Spain no longer enjoys the economic boom of the previous decade.  Instead, the country’s landscape is tainted with twenty-five years worth of excess housing supply, continuous struggles to enhance productivity, and arduous banking regulations.  The supply of credit is limited, unemployment ascends toward 30%, and black market activity is substantial.  These symptoms reveal the artificial nature of the past boom and provide challenges and opportunities for Spain.

Spain’s economic problems are primarily rooted in structural impediments to enhancing productivity.  First, the caja system of regional banks encouraged political corruption.  Local politicians utilized bank funds in an unprofessional and shortsighted manner to provide jobs, which had limited usefulness, along with inflated wages.  Political interference further diminishes productivity with contractual changes, which shatters confidence, along with failure to compete institutionally as reflected by an inferior business jurisdiction.  Moreover, labor laws that constrain firing employees consequently discourage employers from hiring.  Finally, squandering resources (ghost airport, duplicate highways) and minimal useful investments further detract from Spain’s overall productivity level.

Inefficient uses of capital also occurred in Spain’s financial sector.  Spanish consumers, to include immigrants and foreigners, displayed inappropriate behavior in its demand for financial services.  The euphoric belief that home prices always rise pushed demand for mortgage products.  This movement was advanced as homebuyers irrationally focused on monthly payments, an amount that could be reduced with extended maturity, instead of the overall price of the home.  The consumer banking pain extended to deposits, as consumers believed preferred deposit shares were riskless, even though they were backed by structured products that ultimately failed.

Financial sector regulation fared no better as banks across the country failed to acknowledge the economic and financial decline by avoiding loss provisions.  Alternatively, marking assets at par instead of market value enabled banks to refrain from restructuring nonperforming loans.  Financial regulations further impede the restructuring process as one dissident lender can object to restructuring.  Hence, many banks still hold bad assets on their books, and the creation of SAREB, the newly established bad bank, can assist in restructuring assets across the fourteen remaining banks.  The success of SAREB will be needed because banks that continue to hold nonperforming assets on their books without recognizing losses are less able to extend credit to the economy, thereby further inhibiting capital productivity.

These productivity miscues (corruption, inflated wages) and financial sector mishaps (consumer and bank behavior) were also main contributors to Spain’s housing boom.  Other factors include the introduction of the Eurozone in 2002 and low interest rates.  Historically, the European Union was an evolution of pan-European fiscal policies (European Steel & Coal Community) agreed upon for the purpose of peace and stability.  The Eurozone common currency extended this idea into monetary unity.  This currency unification provided a one-time major boost to European economies by lowering transaction costs and flooded countries with new capital.  Spain benefitted from this new supply of cheap capital, which ultimately found its way into the housing market.  Low interest rates amplified the boom as they encourage debt spending (though at Spain’s long-term expense).  Unfortunately, the housing market boomed far beyond equilibrium and now feeds back as a further strain on productivity.  First, homebuyers who assumed full-recourse debt either cannot move for new jobs (further labor rigidity) or owe a substantial amount, both of which inhibit credit demand.  Second, immigrants and foreigners who fail to repay create losses for banks, thereby restraining credit supply.

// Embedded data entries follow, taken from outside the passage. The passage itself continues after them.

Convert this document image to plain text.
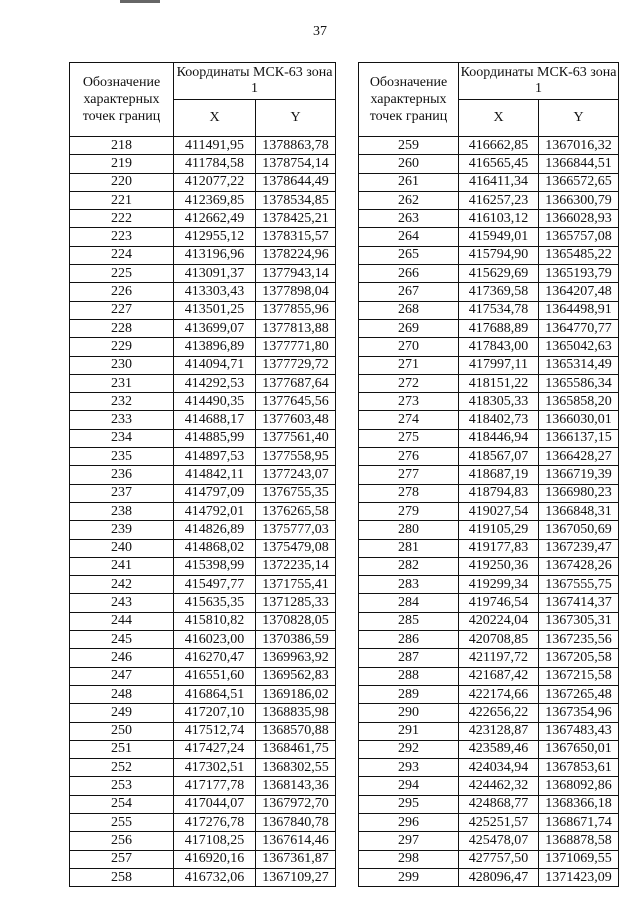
37
Обозначение характерных точек границ	Координаты МСК-63 зона 1	
	X	Y
218	411491,95	1378863,78
219	411784,58	1378754,14
220	412077,22	1378644,49
221	412369,85	1378534,85
222	412662,49	1378425,21
223	412955,12	1378315,57
224	413196,96	1378224,96
225	413091,37	1377943,14
226	413303,43	1377898,04
227	413501,25	1377855,96
228	413699,07	1377813,88
229	413896,89	1377771,80
230	414094,71	1377729,72
231	414292,53	1377687,64
232	414490,35	1377645,56
233	414688,17	1377603,48
234	414885,99	1377561,40
235	414897,53	1377558,95
236	414842,11	1377243,07
237	414797,09	1376755,35
238	414792,01	1376265,58
239	414826,89	1375777,03
240	414868,02	1375479,08
241	415398,99	1372235,14
242	415497,77	1371755,41
243	415635,35	1371285,33
244	415810,82	1370828,05
245	416023,00	1370386,59
246	416270,47	1369963,92
247	416551,60	1369562,83
248	416864,51	1369186,02
249	417207,10	1368835,98
250	417512,74	1368570,88
251	417427,24	1368461,75
252	417302,51	1368302,55
253	417177,78	1368143,36
254	417044,07	1367972,70
255	417276,78	1367840,78
256	417108,25	1367614,46
257	416920,16	1367361,87
258	416732,06	1367109,27
Обозначение характерных точек границ	Координаты МСК-63 зона 1	
	X	Y
259	416662,85	1367016,32
260	416565,45	1366844,51
261	416411,34	1366572,65
262	416257,23	1366300,79
263	416103,12	1366028,93
264	415949,01	1365757,08
265	415794,90	1365485,22
266	415629,69	1365193,79
267	417369,58	1364207,48
268	417534,78	1364498,91
269	417688,89	1364770,77
270	417843,00	1365042,63
271	417997,11	1365314,49
272	418151,22	1365586,34
273	418305,33	1365858,20
274	418402,73	1366030,01
275	418446,94	1366137,15
276	418567,07	1366428,27
277	418687,19	1366719,39
278	418794,83	1366980,23
279	419027,54	1366848,31
280	419105,29	1367050,69
281	419177,83	1367239,47
282	419250,36	1367428,26
283	419299,34	1367555,75
284	419746,54	1367414,37
285	420224,04	1367305,31
286	420708,85	1367235,56
287	421197,72	1367205,58
288	421687,42	1367215,58
289	422174,66	1367265,48
290	422656,22	1367354,96
291	423128,87	1367483,43
292	423589,46	1367650,01
293	424034,94	1367853,61
294	424462,32	1368092,86
295	424868,77	1368366,18
296	425251,57	1368671,74
297	425478,07	1368878,58
298	427757,50	1371069,55
299	428096,47	1371423,09
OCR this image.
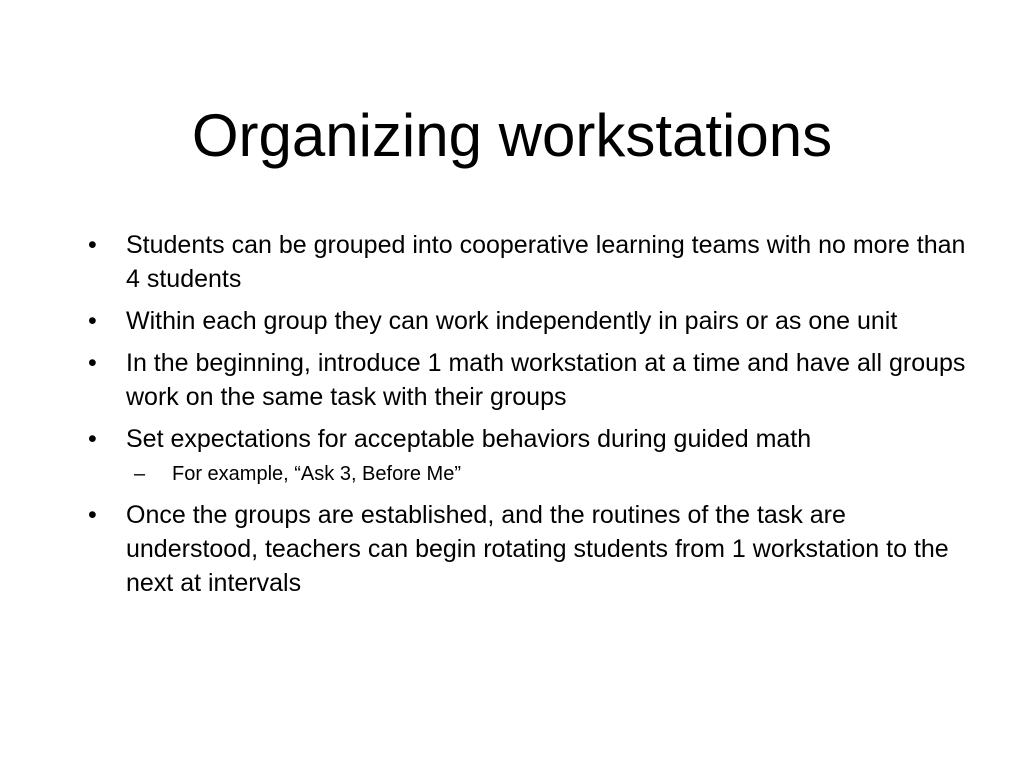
Organizing workstations
•	Students can be grouped into cooperative learning teams with no more than 4 students
•	Within each group they can work independently in pairs or as one unit
•	In the beginning, introduce 1 math workstation at a time and have all groups work on the same task with their groups
•	Set expectations for acceptable behaviors during guided math
–	For example, “Ask 3, Before Me”
•	Once the groups are established, and the routines of the task are understood, teachers can begin rotating students from 1 workstation to the next at intervals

Spain needs to resolve its problems from within, and to its credit, has started to do so by partially reforming labor laws, outsourcing public services (police), and reforming bank laws (SAREB, FROB).  These will alleviate some of the productivity and financial sector barriers that impede Spain’s economic progress.  Monetary measures are unlikely to help since the country has no option to devalue its currency, and the ECB is unable to solve fiscal issues.  Spain has a long path ahead of it, but if it continues to improve productivity and progress within the financial sector, then it will see increased economic prosperity.